GK-BÖLÜM 4

185 9 0
                                    

 MULTİMEDYA'DA KORAY VAR :))))

Sabah tıkırtılarla gözümü açtım. Karşımda Koray, duştan çıkmış altında sadece havluyu bağlamış ve kaslarını gözümün önünde sergilemeye başlamıştı. Beni fark etmemiş olacak ki ıslık çalarak saçlarını kurutuyordu. Bende o güzel anını bozarak öksürdüm. Benim uyandığımı fark etti ve bana sırıtarak bakmaya başladı. Evet sabah sabah yine beni sinir etmek için kim bilir ne hainlikler kuruyordur o kafasında.

“ Ahh uyuyan güzelimiz uyanmış.” Dedi çapkınca gülerek. Bende yanımdaki yastığı ona attım. Tam isabet.

“ Sende hiç terbiye kalmadı be Koray. Hala karşımda yarı çıplak duruyorsun gidip üstünü giyinsene.” Dedim. O da her zaman ki mükemmel kahkasını attı.

“ Aaa insan bir teşekkür eder. Sen iyice nankör oldun ayıp tı tı tı” dedi sırıtarak bende ona anlamadım bakışlarımı attım. Yine ne saçmalıyordur acaba?

“ Ne için teşekkür edecekmişim Koray Bey?” dedim.

“ Sana sabah sabah göz banyosu yapmana izin veriyorum. Şu kaslara baksana her kızın ağzının suları akacak derecede.” Dedi dudaklarını yukarı kıvırarak o mükemmel gülüşlerini attı. Evet şimdi hiç çekilmez bu egoist Koray. Elime bir tane daha yastık alarak attım ama bu sefer akıllanmış olacak ki yastığı havada tuttu.

“ Koray egonu da alıp odadan çıkar mısınız? Çünkü birazdan yastık yerine saat falan atabilirim canına acıtmak için.” Dedim üfleyerek. Sabah sabah çektiğim nedir ya bu çocuktan. Keyfi yerinde olsa gerek ki benimle uğraşmaya vakit ayırıyor. Ama Koray bu, ölüm döşeğinde bile olsa benimle uğraşır. Çocukken de bu böyleydi.  Gıcık ne olacak.

“ ama Ela sen bana kıyamazsın ki “ dedi yavru köpek gibi bakarak. Ama ben kanmam Koray Bey.

“ istersen bir deneyelim. Kıyabiliyor muyum kıyamıyor muyum görürüz.” Dedim sırıtarak. O da bu bakışlarımın canını seven kaçsın demek olduğunu bildiği için, kıyafetlerini alıp kapıya doğru koştu. Bu çocuk harbi salak ama ne yapıyım seviyorum yine de onu. Normalde evi on kere turlardık. Koray kaçar ben kovalarım ama ben hala dün gece ki konuşmayı düşünüyorum. Bugün en iyisi şu  Nil’le bir de ben konuşuyum. Saate baktım dersin başlamasına 40 dakika vardı. Hemen banyoya gittim ve duş aldım. Saçlarımı kurutup biraz rimel ve parlatıcı sürüdüm. Acele davranarak formalarımı giyip eteğin üstüne kot bir ceket alıp odadan çıktım. Koray aşağıda yemek yiyordu. Sandalyeyi çekip oturdum.

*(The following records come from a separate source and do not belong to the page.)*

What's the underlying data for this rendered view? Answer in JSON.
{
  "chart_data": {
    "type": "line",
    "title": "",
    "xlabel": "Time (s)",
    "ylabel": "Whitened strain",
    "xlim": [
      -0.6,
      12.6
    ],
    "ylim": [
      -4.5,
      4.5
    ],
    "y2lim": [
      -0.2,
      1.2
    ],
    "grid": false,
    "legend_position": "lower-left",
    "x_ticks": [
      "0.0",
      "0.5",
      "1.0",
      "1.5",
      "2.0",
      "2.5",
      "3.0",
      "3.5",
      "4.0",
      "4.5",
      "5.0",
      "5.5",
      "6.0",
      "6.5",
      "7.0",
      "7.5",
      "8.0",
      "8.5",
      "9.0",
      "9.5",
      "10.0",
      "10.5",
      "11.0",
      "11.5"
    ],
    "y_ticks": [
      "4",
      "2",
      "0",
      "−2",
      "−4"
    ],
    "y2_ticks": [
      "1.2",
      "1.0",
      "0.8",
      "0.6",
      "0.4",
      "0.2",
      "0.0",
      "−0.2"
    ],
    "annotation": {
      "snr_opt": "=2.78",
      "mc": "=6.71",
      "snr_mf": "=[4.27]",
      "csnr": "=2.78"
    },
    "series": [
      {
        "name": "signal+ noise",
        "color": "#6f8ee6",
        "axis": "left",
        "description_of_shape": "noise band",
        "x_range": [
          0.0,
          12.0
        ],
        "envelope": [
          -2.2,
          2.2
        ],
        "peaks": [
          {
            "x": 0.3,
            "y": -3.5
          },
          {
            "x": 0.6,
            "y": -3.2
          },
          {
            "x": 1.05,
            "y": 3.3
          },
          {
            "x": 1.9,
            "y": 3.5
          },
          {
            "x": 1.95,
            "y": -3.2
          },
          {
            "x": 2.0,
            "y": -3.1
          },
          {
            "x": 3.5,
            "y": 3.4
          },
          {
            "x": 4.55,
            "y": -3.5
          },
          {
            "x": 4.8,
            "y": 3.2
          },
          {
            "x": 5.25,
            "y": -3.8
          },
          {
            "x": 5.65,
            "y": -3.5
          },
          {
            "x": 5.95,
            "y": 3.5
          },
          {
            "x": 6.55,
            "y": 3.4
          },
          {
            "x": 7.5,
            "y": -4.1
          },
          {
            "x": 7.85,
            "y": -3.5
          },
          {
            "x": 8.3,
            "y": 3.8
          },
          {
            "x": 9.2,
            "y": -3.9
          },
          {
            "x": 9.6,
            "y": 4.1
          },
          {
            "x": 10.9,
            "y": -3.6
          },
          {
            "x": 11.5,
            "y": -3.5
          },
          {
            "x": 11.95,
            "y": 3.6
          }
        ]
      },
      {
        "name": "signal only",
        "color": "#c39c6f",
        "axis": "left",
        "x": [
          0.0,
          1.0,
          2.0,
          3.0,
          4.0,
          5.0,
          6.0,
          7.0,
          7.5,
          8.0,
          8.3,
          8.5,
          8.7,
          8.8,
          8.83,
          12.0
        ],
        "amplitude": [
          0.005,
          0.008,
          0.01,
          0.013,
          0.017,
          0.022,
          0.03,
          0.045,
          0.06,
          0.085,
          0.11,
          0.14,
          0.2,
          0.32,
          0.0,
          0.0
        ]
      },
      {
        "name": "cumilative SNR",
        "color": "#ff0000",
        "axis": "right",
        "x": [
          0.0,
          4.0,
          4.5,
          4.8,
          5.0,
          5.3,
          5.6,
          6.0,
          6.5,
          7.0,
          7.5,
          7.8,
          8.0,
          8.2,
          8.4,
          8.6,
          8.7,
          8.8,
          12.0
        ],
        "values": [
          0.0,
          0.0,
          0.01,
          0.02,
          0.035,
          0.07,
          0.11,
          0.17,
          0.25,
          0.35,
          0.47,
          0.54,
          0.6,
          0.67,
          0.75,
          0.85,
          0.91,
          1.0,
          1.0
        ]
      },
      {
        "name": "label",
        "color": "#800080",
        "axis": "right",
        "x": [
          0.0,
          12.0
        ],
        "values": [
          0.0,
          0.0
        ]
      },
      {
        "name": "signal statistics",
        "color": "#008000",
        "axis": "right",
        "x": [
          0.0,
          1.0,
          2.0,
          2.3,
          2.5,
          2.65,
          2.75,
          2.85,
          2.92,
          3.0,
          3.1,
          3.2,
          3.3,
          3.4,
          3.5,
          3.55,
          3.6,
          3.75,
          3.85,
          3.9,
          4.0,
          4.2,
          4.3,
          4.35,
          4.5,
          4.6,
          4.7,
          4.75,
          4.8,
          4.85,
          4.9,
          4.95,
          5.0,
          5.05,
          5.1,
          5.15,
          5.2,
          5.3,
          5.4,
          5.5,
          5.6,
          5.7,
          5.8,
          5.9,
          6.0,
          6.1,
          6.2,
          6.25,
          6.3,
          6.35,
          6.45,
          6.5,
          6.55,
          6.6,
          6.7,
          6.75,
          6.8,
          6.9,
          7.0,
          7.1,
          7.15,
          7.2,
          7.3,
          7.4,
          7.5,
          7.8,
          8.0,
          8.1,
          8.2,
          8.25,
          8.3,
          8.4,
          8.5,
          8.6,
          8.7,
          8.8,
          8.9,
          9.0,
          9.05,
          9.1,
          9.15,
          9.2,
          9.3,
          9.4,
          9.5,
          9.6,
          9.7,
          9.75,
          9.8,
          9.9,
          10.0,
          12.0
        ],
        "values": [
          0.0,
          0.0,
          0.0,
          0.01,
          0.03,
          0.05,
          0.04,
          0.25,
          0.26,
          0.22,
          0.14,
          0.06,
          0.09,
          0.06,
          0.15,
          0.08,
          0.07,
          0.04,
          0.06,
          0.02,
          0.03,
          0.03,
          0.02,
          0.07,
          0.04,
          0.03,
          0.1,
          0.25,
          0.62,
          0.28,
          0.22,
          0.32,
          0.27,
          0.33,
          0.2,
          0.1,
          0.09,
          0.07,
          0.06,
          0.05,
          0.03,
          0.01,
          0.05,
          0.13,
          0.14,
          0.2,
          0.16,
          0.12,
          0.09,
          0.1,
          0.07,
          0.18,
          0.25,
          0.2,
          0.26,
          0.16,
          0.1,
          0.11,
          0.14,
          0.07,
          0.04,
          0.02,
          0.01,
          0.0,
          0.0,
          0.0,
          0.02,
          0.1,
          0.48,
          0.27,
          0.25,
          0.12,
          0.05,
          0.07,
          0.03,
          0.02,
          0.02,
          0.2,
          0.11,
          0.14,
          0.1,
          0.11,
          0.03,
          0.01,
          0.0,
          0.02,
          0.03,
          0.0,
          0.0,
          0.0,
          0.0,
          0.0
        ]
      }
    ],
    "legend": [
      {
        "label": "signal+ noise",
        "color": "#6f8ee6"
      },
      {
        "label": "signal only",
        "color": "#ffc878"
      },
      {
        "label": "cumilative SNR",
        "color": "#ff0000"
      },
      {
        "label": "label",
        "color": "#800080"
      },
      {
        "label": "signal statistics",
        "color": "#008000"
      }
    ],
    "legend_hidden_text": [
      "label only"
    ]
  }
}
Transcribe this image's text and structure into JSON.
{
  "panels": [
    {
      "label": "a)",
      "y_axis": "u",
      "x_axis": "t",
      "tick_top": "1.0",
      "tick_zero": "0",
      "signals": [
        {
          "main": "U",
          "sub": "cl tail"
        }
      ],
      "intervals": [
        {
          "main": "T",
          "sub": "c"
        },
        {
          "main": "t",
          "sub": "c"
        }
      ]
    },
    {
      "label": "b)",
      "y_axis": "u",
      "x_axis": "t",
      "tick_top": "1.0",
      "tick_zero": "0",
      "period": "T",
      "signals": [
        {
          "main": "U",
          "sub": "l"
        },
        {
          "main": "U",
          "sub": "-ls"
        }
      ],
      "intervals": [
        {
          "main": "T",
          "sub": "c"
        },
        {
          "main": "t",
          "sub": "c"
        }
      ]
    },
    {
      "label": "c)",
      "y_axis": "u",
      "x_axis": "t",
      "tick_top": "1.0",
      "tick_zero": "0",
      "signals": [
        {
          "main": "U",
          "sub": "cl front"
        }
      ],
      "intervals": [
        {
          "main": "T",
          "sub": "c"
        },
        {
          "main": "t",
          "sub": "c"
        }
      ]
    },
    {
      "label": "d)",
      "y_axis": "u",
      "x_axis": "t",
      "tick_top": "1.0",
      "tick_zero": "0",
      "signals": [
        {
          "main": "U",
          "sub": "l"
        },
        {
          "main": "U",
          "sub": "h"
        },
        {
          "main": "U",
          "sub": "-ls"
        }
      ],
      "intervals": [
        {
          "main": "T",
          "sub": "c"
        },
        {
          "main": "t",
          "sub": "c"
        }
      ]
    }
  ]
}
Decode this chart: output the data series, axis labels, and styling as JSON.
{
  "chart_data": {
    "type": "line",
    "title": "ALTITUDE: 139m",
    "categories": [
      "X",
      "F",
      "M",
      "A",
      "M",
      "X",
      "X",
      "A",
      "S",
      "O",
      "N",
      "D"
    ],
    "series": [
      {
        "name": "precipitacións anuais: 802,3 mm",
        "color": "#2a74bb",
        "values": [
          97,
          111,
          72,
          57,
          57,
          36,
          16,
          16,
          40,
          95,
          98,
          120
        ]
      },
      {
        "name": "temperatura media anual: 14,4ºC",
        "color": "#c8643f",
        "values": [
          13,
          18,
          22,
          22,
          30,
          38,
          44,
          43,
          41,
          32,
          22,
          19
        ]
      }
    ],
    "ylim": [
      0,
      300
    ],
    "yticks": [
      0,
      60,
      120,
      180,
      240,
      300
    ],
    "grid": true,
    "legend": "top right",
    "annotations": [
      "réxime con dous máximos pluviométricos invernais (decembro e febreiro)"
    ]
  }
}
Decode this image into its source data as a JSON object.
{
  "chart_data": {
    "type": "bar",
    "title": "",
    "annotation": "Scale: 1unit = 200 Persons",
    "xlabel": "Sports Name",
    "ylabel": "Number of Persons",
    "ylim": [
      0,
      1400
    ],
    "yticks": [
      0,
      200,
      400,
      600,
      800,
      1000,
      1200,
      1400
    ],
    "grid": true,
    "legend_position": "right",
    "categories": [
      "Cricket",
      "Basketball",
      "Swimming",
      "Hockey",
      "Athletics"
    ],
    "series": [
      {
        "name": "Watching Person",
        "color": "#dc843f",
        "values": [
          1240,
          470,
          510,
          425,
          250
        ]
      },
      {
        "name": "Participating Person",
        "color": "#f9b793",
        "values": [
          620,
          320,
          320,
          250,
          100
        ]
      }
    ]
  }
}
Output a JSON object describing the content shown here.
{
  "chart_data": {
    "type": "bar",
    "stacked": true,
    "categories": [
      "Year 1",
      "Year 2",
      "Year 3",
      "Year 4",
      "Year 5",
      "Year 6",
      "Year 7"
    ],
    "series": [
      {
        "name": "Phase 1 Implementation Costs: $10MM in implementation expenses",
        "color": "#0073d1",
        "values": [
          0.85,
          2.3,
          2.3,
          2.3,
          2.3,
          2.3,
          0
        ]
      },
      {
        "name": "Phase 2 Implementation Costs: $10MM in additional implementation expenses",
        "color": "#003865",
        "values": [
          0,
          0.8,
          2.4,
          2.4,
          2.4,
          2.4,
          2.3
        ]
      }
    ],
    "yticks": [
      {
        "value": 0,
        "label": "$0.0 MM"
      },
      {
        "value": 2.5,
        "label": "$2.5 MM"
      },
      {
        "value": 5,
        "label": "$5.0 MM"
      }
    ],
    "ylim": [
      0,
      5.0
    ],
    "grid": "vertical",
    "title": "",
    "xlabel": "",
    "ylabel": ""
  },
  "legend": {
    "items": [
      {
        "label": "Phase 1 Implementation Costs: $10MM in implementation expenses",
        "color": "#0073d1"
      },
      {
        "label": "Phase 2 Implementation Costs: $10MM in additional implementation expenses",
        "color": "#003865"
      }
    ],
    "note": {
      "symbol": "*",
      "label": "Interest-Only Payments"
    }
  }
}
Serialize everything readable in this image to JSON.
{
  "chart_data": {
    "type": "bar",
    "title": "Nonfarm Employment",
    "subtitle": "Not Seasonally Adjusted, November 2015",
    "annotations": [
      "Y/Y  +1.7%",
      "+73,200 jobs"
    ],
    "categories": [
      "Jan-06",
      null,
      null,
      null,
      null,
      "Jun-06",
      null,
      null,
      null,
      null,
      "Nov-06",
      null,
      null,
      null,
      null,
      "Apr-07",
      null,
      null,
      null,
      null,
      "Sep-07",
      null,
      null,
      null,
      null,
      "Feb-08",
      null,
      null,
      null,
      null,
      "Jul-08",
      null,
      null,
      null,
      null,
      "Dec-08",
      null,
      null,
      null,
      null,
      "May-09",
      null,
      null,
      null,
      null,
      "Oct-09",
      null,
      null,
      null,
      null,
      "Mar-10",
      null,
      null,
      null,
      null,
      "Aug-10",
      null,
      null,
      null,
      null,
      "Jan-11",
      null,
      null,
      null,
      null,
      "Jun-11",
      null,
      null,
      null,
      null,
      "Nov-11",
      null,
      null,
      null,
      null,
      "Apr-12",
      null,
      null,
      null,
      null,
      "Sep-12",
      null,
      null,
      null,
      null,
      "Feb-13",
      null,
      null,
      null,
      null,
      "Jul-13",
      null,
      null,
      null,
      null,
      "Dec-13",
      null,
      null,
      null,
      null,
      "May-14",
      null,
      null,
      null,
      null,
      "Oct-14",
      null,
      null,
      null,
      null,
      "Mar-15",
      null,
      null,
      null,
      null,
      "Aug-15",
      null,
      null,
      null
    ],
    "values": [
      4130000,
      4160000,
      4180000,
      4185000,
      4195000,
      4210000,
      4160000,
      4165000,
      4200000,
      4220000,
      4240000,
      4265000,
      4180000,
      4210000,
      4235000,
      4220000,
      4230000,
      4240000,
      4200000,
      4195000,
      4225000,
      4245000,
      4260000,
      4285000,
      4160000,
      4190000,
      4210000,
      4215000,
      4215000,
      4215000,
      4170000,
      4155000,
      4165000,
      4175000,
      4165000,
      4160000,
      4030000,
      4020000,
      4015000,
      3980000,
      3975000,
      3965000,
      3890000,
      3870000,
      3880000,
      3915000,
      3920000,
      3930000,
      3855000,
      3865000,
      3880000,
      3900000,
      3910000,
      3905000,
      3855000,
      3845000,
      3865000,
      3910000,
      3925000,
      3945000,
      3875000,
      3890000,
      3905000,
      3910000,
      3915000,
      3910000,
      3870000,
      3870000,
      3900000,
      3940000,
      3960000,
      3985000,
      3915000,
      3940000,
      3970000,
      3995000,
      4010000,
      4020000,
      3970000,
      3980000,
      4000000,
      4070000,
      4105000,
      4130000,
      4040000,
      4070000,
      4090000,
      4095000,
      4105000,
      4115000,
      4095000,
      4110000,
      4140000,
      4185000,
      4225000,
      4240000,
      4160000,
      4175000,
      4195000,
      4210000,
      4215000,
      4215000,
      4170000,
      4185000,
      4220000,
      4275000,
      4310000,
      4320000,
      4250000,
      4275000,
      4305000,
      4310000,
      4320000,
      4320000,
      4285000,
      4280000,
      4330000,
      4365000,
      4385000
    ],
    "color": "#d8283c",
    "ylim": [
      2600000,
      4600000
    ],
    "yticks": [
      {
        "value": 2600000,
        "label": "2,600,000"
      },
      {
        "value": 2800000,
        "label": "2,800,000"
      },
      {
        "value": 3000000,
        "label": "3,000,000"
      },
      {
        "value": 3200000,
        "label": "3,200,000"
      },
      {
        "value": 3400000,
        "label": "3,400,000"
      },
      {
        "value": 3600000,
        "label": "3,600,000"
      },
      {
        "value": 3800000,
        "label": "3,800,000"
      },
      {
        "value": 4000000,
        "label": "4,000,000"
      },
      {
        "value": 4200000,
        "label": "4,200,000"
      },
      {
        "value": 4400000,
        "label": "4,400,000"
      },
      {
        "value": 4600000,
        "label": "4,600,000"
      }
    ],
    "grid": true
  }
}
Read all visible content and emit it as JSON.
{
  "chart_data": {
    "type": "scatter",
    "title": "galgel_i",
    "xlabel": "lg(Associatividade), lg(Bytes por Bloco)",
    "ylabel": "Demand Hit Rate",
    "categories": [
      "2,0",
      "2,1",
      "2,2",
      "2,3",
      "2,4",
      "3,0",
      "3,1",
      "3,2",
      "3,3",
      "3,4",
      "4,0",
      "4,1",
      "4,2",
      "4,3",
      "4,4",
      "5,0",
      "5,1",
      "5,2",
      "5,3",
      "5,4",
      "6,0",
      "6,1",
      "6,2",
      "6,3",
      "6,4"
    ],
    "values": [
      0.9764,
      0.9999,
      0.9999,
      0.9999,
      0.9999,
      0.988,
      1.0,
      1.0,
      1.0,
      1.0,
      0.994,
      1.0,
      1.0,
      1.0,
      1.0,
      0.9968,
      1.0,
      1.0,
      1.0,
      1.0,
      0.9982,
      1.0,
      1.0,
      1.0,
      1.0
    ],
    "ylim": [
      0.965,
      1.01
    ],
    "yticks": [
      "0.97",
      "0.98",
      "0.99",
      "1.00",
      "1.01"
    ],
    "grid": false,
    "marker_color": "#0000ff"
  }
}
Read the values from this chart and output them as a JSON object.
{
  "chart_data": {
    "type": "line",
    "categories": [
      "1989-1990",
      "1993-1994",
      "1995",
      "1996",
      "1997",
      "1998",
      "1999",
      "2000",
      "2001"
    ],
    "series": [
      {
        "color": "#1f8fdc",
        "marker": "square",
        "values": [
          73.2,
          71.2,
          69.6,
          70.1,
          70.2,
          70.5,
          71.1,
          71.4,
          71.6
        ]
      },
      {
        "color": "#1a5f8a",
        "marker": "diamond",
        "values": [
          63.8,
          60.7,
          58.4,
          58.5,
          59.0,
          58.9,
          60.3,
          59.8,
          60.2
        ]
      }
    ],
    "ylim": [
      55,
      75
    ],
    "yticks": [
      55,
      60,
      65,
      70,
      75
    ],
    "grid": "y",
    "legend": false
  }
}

“ Koray ben son iki derse girmeyeceğim. Biraz işlerim var.” Dedim ona bakarak. Ona Nil’e gideceğimi söylesem asla beni yalnız göndermez.

“ Ne işi bu Ela?” dedi sorgulayıcı bir tavırla. Koray her zaman bana abi gibi davranırdı. Ve bu  şekilde korumacı davranırdı.

“ banka meselesi falan. Önemli bir şey değil. Beni çıkışta bekleme uzun sürebilir işim” Dedim. Koray’a yalan söylemeyi pek seğmezdim ama elimden gelen bir şey yok.

“ peki zaten bende bugün arkadaşlarla dışarıda olacağım. İşin bitince belki bize takılırsın.” Dedi sandalyeyi çekip ayağı kalkarak. Bende ayağı kalktım.

“ olur” dedim ceketimizi ve arabaların anahtarlarını aldık ve dışarı çıktık. Ben arabama doğru yürüdüm ve bindim. 5 dakika içinde okula geldik. Arabadan indim ve Koray’ı yanına doğru yürüdüm. Bahçeye girdik.

“ bu kalabalık ne kavga mı var?” dedi Koray. Baktığı yöne doğru baktım. Kızlar toplanmış ve bir yere bakıyorlardı. Koray o tarafa doğru yürümeye başladı. Aslında benim pek ilgimi çekmez böyle şeyler ama Koray okulun popüleri olduğu için okulda kendince kurallar koydu. Ben popülerliğe pek önem veren bir değildim.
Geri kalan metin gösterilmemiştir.